Matt frowned, tilting his head toward Foggy. “Really?”

“Yeah,” Foggy huffed. Hair brushed against cloth as Foggy looked at Matt. “Though to be fair, I think your breakup was worse than mine. Looking a little rough there, buddy, and did you punch something?”

Matt flexed his hands feeling the pull and sting of a few cuts on his knuckles. He pulled them into his lap and hopefully out of line of sight. “Uh… took out some frustration on a punching bag at the gym.”

“Supposed to wear gloves for that, you know,” Foggy grunted, but thankfully didn’t push. Matt wasn’t sure he could take any mothering at the moment, not after losing Elektra’s casual and unquestioning acceptance of his abilities. 

The silence continued for another few breathes before Foggy shook his head. “This is depressing. We are not going to sit here on the floor and wallow in self-pity.” He pushed himself up to his feet and turned to help Matt up.

“And what’s your suggestion?” If Matt was going to hazard a guess, it would involve alcohol.
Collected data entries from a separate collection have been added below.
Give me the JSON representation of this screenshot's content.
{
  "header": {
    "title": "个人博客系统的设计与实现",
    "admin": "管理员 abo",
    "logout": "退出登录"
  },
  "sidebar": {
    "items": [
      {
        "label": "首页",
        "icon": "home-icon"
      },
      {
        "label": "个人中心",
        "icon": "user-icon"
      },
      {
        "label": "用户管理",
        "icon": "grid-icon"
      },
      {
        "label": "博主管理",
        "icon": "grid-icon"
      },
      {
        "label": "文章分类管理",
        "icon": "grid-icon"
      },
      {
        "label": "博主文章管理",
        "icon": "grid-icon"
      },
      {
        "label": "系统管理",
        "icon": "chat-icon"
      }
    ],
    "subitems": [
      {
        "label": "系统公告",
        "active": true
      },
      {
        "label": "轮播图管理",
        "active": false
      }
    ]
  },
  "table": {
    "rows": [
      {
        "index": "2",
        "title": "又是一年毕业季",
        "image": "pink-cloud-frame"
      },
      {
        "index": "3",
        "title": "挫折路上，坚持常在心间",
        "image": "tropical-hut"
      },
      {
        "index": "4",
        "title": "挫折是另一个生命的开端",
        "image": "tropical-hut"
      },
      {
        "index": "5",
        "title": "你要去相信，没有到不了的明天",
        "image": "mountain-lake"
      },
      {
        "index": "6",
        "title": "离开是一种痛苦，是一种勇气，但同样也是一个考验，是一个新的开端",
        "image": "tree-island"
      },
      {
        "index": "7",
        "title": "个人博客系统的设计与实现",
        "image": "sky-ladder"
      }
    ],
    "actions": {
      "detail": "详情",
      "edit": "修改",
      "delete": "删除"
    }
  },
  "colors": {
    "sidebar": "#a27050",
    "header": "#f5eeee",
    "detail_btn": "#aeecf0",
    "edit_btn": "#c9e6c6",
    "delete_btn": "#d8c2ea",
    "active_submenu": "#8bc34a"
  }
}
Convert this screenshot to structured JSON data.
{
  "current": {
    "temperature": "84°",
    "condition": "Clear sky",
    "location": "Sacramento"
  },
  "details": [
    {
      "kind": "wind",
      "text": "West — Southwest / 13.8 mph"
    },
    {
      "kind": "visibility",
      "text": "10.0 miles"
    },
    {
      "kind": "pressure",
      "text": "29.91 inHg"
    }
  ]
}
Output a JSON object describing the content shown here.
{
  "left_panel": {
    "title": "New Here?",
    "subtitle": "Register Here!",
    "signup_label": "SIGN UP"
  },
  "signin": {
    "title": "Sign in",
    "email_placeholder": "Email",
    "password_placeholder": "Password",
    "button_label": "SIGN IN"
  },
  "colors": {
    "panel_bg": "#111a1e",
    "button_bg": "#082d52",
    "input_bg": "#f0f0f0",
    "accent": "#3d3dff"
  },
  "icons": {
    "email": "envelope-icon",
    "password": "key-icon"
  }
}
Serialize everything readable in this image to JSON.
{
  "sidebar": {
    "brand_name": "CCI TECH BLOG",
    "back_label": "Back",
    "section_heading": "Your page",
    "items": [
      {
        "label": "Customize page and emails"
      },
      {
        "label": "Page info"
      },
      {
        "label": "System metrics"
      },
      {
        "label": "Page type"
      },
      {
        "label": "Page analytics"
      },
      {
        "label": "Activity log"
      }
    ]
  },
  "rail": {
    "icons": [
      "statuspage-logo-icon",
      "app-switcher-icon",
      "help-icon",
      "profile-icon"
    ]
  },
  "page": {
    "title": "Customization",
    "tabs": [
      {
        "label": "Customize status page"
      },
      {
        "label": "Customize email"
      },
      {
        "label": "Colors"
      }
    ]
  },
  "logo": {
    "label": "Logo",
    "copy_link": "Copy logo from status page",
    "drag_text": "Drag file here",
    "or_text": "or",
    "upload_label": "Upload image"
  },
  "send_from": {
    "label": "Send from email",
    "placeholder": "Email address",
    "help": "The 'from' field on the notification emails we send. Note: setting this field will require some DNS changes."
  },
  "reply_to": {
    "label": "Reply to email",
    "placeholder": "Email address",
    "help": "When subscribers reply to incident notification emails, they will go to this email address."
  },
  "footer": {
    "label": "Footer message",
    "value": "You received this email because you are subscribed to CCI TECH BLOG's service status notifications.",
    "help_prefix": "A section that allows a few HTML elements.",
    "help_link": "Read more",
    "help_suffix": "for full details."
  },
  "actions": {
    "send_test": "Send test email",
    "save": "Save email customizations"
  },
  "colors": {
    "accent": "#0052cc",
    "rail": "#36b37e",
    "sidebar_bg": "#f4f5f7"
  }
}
Copious amounts of alcohol.

“We’re getting drunk,” Foggy declared pulling Matt up with more force than necessary.

Matt bounced with the sudden motion up to his feet and frowned at his friend. “We have exams we need to be studying for.”

“We can’t concentrate enough to study right now,” Foggy dismissed with the casual ease of someone pushing off his problems into the future. “We’re heart-broken, jilted, abandoned, cast aside-”

Matt huffed, thinking of the condition Elektra had given to stay with her. No matter what he felt for her, it wasn’t worth murdering another person. It didn’t change that technically, Matt had walked away from Elektra first. “It’s not as bad as that,” Matt said.

“Speak for yourself!” Foggy thrust Matt’s jacket into his hands and turned him toward the door. “You’ll pick up a new girl in no time, but where am I supposed to find some willing to put up with this face?”

“By winning them with your stunning personality,” Matt said, more out of habit than any real desire to banter. All he really wanted to do was curl up on his bed under the blanket and pretend the world didn’t exist for a few hours. That Elektra wasn’t disturbingly homicidal. That Roscoe Sweeney wasn’t alive and on his way to a guaranteed roof over his head and three square meals day. Most importantly, Matt’s heart was broken. Matt huffed a sigh. Maybe going out and getting drunk was a better idea than just sulking in his room.

“You’re getting that mopey expression on your face,” Foggy said and held out his elbow for Matt to take. “You can’t see it, but I’m getting close there myself.”

“So we’re getting wrecked,” Matt concluded. He took Foggy’s elbow and they left the building.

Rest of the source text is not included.